A list of \(\|\cdot\|_{\infty \rightarrow 1}^*\) problems

Recall our old friend the \(\|\cdot\|_{\infty \rightarrow 1}^*\) norm (from the first version of this website, which I still haven’t gotten around to merging into the current iteration). Given a matrix \(\mat{A},\) it is a measure of the energy in the smallest expansion of \(\mat{A}\) in terms of rank one sign matrices:
\[
\|\mat{A}\|_{\infty \rightarrow 1}^* = \inf\left\{\sum_i d_i \,:\, \mat{A} = \sum_i d_i \vec{u}_i \vec{v}_i, \right\}
\]
where \(\{\vec{u}_i, \vec{v}_i\}\) is a collection of sign vectors. Note that the number of sign vectors necessary to achieve this minimum is not known a priori.

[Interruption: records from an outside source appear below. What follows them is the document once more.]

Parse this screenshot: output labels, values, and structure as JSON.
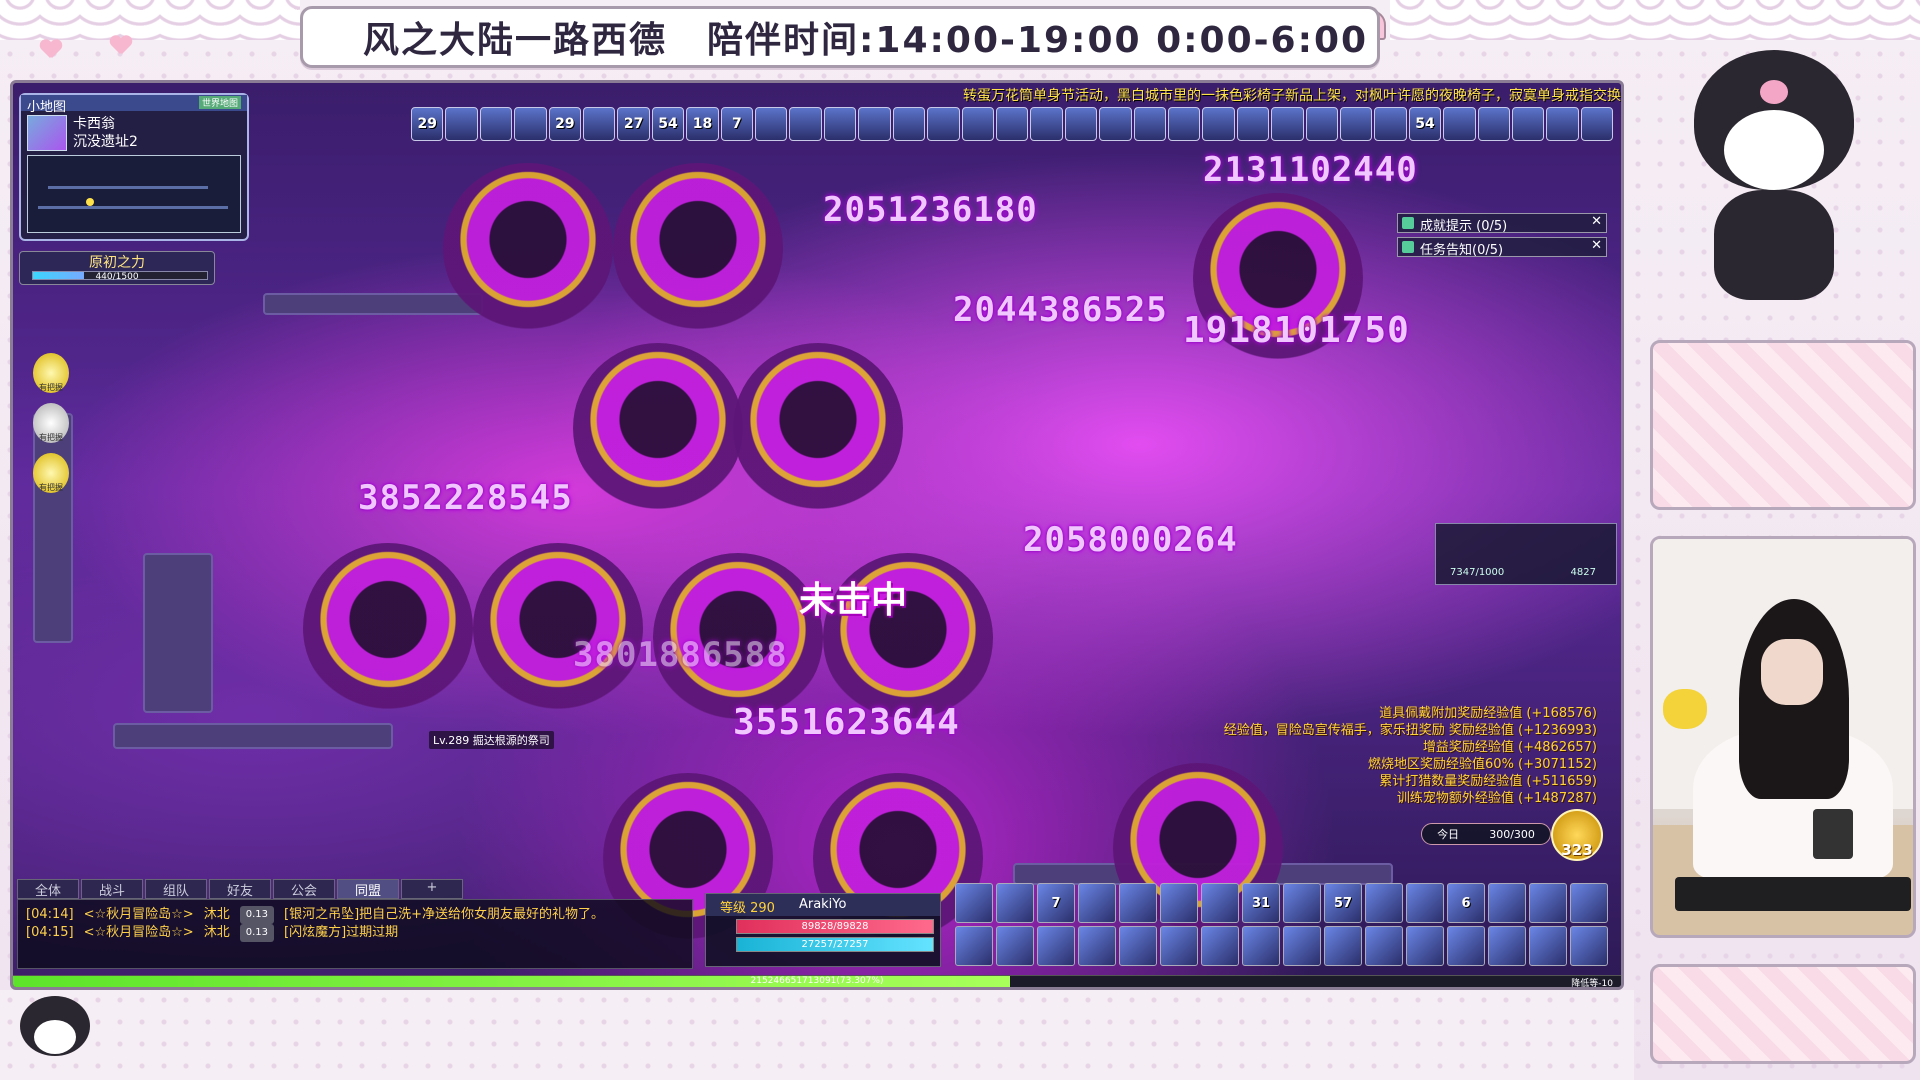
{
  "banner": {
    "title": "风之大陆一路西德",
    "schedule": "陪伴时间:14:00-19:00 0:00-6:00"
  },
  "game": {
    "ticker": "转蛋万花筒单身节活动，黑白城市里的一抹色彩椅子新品上架，对枫叶许愿的夜晚椅子，寂寞单身戒指交换",
    "minimap": {
      "header": "小地图",
      "world_map_btn": "世界地图",
      "region": "卡西翁",
      "area": "沉没遗址2"
    },
    "origin_power": {
      "label": "原初之力",
      "value": "440/1500"
    },
    "side_icons": [
      "有把握",
      "有把握",
      "有把握"
    ],
    "buffs": [
      "29",
      "",
      "",
      "",
      "29",
      "",
      "27",
      "54",
      "18",
      "7",
      "",
      "",
      "",
      "",
      "",
      "",
      "",
      "",
      "",
      "",
      "",
      "",
      "",
      "",
      "",
      "",
      "",
      "",
      "",
      "54",
      "",
      "",
      "",
      "",
      ""
    ],
    "tracker": [
      {
        "label": "成就提示 (0/5)"
      },
      {
        "label": "任务告知(0/5)"
      }
    ],
    "pet_panel": {
      "left": "7347/1000",
      "right": "4827"
    },
    "damage_numbers": [
      "2051236180",
      "2131102440",
      "2044386525",
      "1918101750",
      "3852228545",
      "2058000264",
      "3801886588",
      "3551623644"
    ],
    "status_text": "未击中",
    "mob_label": "Lv.289 掘达根源的祭司",
    "exp_log": [
      "道具佩戴附加奖励经验值 (+168576)",
      "经验值，冒险岛宣传福手，家乐扭奖励 奖励经验值 (+1236993)",
      "增益奖励经验值 (+4862657)",
      "燃烧地区奖励经验值60% (+3071152)",
      "累计打猎数量奖励经验值 (+511659)",
      "训练宠物额外经验值 (+1487287)"
    ],
    "daily": {
      "label": "今日",
      "value": "300/300"
    },
    "coin": "323",
    "chat_tabs": [
      "全体",
      "战斗",
      "组队",
      "好友",
      "公会",
      "同盟",
      "+"
    ],
    "chat_lines": [
      {
        "time": "[04:14]",
        "from": "<☆秋月冒险岛☆>",
        "name": "沐北",
        "lvl": "0.13",
        "msg": "[银河之吊坠]把自己洗+净送给你女朋友最好的礼物了。"
      },
      {
        "time": "[04:15]",
        "from": "<☆秋月冒险岛☆>",
        "name": "沐北",
        "lvl": "0.13",
        "msg": "[闪炫魔方]过期过期"
      }
    ],
    "player": {
      "level_label": "等级 290",
      "name": "ArakiYo",
      "hp": "89828/89828",
      "mp": "27257/27257"
    },
    "skills": [
      "",
      "",
      "7",
      "",
      "",
      "",
      "",
      "31",
      "",
      "57",
      "",
      "",
      "6",
      "",
      "",
      "",
      "",
      "",
      "",
      "",
      "",
      "",
      "",
      "",
      "",
      "",
      "",
      "",
      "",
      "",
      "",
      ""
    ],
    "exp_text": "215246651713091(73.307%)",
    "exp_right": "降低等-10"
  },
  "colors": {
    "frame_bg": "#f3eaf2",
    "game_purple": "#5b2a9a",
    "damage_glow": "#d000ff",
    "exp_gold": "#ffd23a",
    "hp": "#e0305c",
    "mp": "#19b3d6"
  }
}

This is an interesting norm both intrinsically (as a potential source of factor models in statistics and machine learning) and because of its relations to other norms. See these slides for details.

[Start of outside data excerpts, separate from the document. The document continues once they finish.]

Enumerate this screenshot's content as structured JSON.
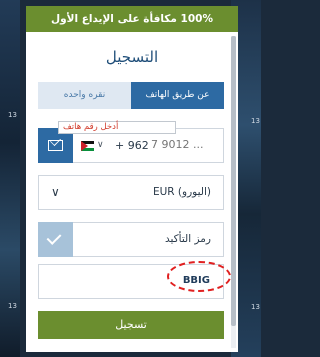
{
  "banner": {
    "text": "100% مكافأة على الإيداع الأول"
  },
  "background": {
    "numbers": [
      "13",
      "13",
      "13",
      "13"
    ]
  },
  "form": {
    "title": "التسجيل",
    "tabs": [
      {
        "label": "نقره واحده",
        "active": false
      },
      {
        "label": "عن طريق الهاتف",
        "active": true
      }
    ],
    "phone": {
      "country": "jordan-flag",
      "dial_code": "+ 962",
      "placeholder": "7 9012 ...",
      "tooltip": "أدخل رقم هاتف"
    },
    "currency": {
      "value": "EUR (اليورو)"
    },
    "confirmation": {
      "label": "رمز التأكيد"
    },
    "promo_code": {
      "value": "BBIG"
    },
    "submit_label": "تسجيل"
  },
  "colors": {
    "accent_green": "#6b8e2f",
    "accent_blue": "#2d6aa3",
    "annotation_red": "#e02020"
  }
}
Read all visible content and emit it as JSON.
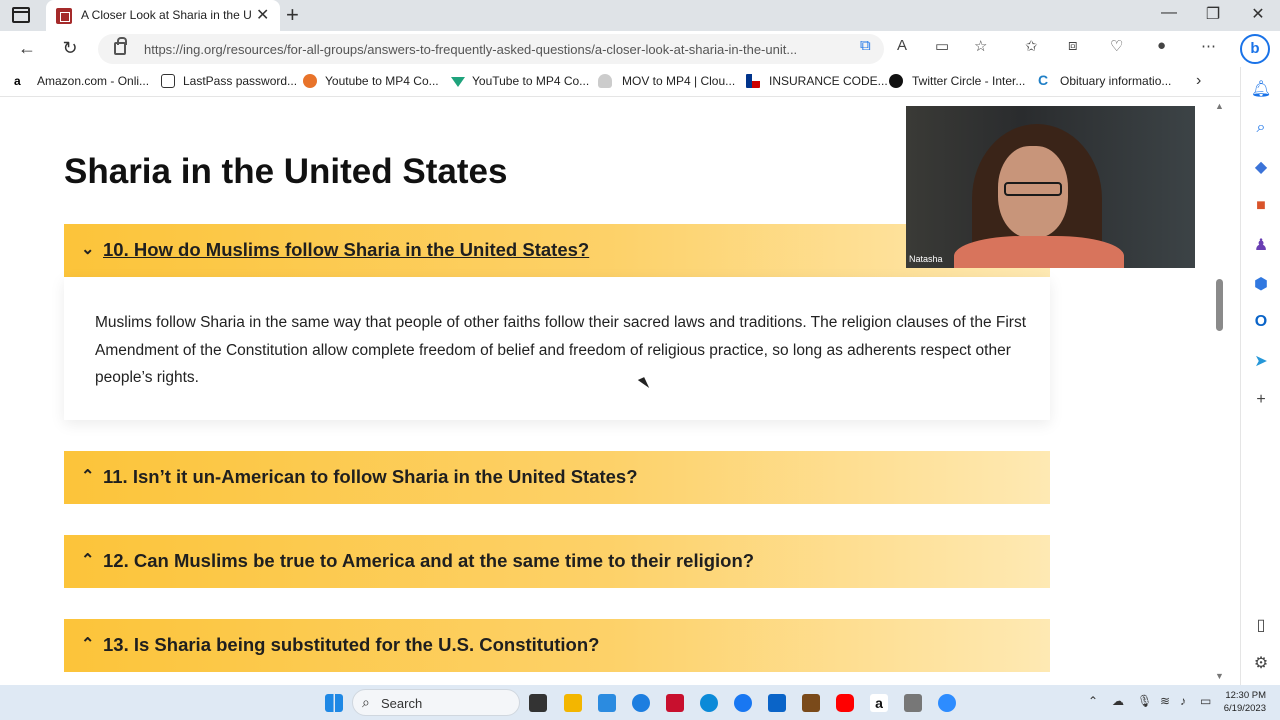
{
  "browser": {
    "tab_title": "A Closer Look at Sharia in the Un",
    "url": "https://ing.org/resources/for-all-groups/answers-to-frequently-asked-questions/a-closer-look-at-sharia-in-the-unit...",
    "bookmarks": [
      "Amazon.com - Onli...",
      "LastPass password...",
      "Youtube to MP4 Co...",
      "YouTube to MP4 Co...",
      "MOV to MP4 | Clou...",
      "INSURANCE CODE...",
      "Twitter Circle - Inter...",
      "Obituary informatio..."
    ]
  },
  "page": {
    "heading": "Sharia in the United States",
    "faq": [
      {
        "q": "10. How do Muslims follow Sharia in the United States?",
        "open": true
      },
      {
        "q": "11. Isn’t it un-American to follow Sharia in the United States?",
        "open": false
      },
      {
        "q": "12. Can Muslims be true to America and at the same time to their religion?",
        "open": false
      },
      {
        "q": "13. Is Sharia being substituted for the U.S. Constitution?",
        "open": false
      }
    ],
    "answer": "Muslims follow Sharia in the same way that people of other faiths follow their sacred laws and traditions. The religion clauses of the First Amendment of the Constitution allow complete freedom of belief and freedom of religious practice, so long as adherents respect other people’s rights."
  },
  "webcam": {
    "name": "Natasha"
  },
  "taskbar": {
    "search_label": "Search",
    "time": "12:30 PM",
    "date": "6/19/2023"
  },
  "colors": {
    "accordion_start": "#fcc43a",
    "accordion_end": "#fee9b3"
  }
}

An estimate of \(\|\cdot\|_{\infty \rightarrow 1}^*\) to within a multiplicative factor of about \(1.783\) can be obtained using a semidefinite program, but I suspect it’s NP hard to compute \(\|\cdot\|_{\infty \rightarrow 1}^*\) exactly (because \(\|\cdot\|_{\infty \rightarrow 1}^*\) is the trace dual of the \(\|\cdot\|_{\infty \rightarrow 1}\) norm, which is known to be NP-hard to compute — if the latter is also APX-hard, which I’m not sure of either way, then that means you definitely couldn’t compute \(\|\cdot\|_{\infty \rightarrow 1}^*\) efficiently in polynomial time). However, more interesting is the question of approximately obtaining the factorization corresponding to \(\|\cdot\|_{\infty \rightarrow 1}^*\): there doesn’t seem to be a good way to obtain such an approximate factorization from the SDP that gives the approximation of \(\|\cdot\|_{\infty \rightarrow 1}^*\), but maybe there’s a clever way to do so that I haven’t seen.

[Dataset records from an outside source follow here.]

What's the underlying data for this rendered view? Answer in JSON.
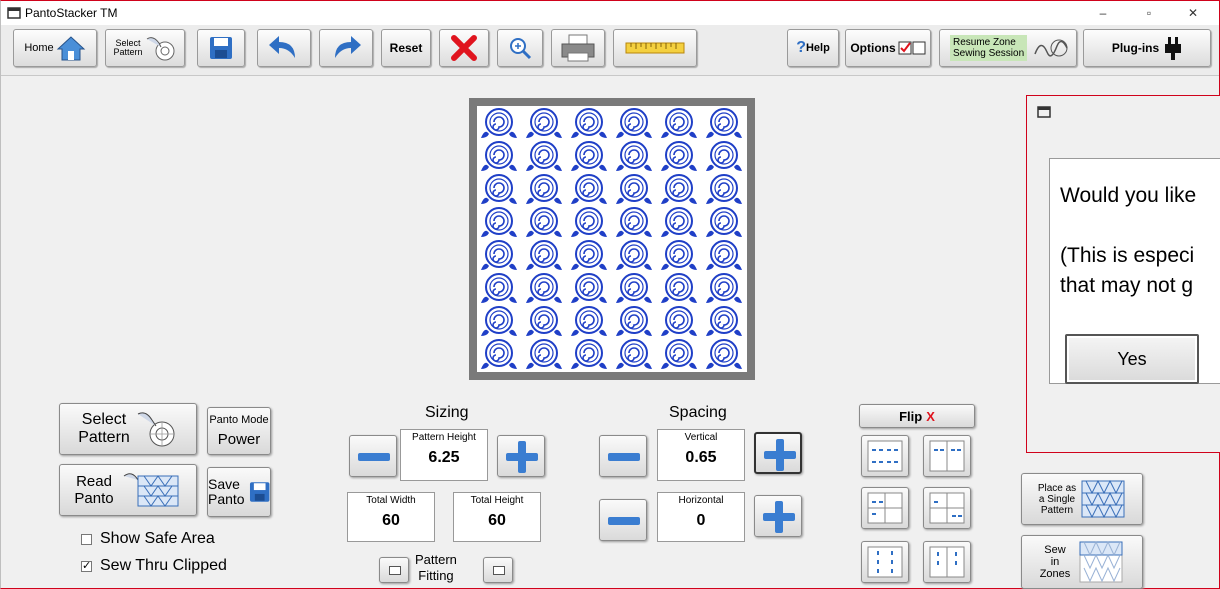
{
  "app": {
    "title": "PantoStacker TM"
  },
  "window_controls": {
    "minimize": "–",
    "maximize": "▫",
    "close": "✕"
  },
  "toolbar": {
    "home": "Home",
    "select_pattern_line1": "Select",
    "select_pattern_line2": "Pattern",
    "reset": "Reset",
    "help": "Help",
    "help_q": "?",
    "options": "Options",
    "resume_line1": "Resume Zone",
    "resume_line2": "Sewing Session",
    "plugins": "Plug-ins"
  },
  "left_panel": {
    "select_pattern_line1": "Select",
    "select_pattern_line2": "Pattern",
    "panto_mode_label": "Panto Mode",
    "panto_mode_value": "Power",
    "read_panto_line1": "Read",
    "read_panto_line2": "Panto",
    "save_panto_line1": "Save",
    "save_panto_line2": "Panto",
    "show_safe_area": {
      "label": "Show Safe Area",
      "checked": false
    },
    "sew_thru_clipped": {
      "label": "Sew Thru Clipped",
      "checked": true
    }
  },
  "sizing": {
    "title": "Sizing",
    "pattern_height_label": "Pattern Height",
    "pattern_height": "6.25",
    "total_width_label": "Total Width",
    "total_width": "60",
    "total_height_label": "Total Height",
    "total_height": "60",
    "pattern_fitting_line1": "Pattern",
    "pattern_fitting_line2": "Fitting"
  },
  "spacing": {
    "title": "Spacing",
    "vertical_label": "Vertical",
    "vertical": "0.65",
    "horizontal_label": "Horizontal",
    "horizontal": "0"
  },
  "flip": {
    "label": "Flip",
    "x": "X"
  },
  "placement": {
    "single_line1": "Place as",
    "single_line2": "a Single",
    "single_line3": "Pattern",
    "zones_line1": "Sew",
    "zones_line2": "in",
    "zones_line3": "Zones"
  },
  "dialog": {
    "line1": "Would you like",
    "line2": "(This is especi",
    "line3": "that may not g",
    "yes": "Yes"
  },
  "colors": {
    "accent": "#3a7dd1",
    "pattern": "#1f3fc7",
    "close_red": "#e0141e",
    "dialog_border": "#d0021b"
  }
}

Other interesting questions abound: can we characterize \(\|\cdot\|_{\infty \rightarrow 1}^*\) or the number of rank 1 matrices needed to obtain the corresponding decomposition from a randomly chosen matrix (say i.i.d. Gaussian entries)? What if we just want probability bounds on the number of rank 1 matrices in the decomposition of a randomly chosen matrix?

I think the latter question is probably the easiest to answer of all posed here (except maybe coming up with an SDP-based approximate factorization).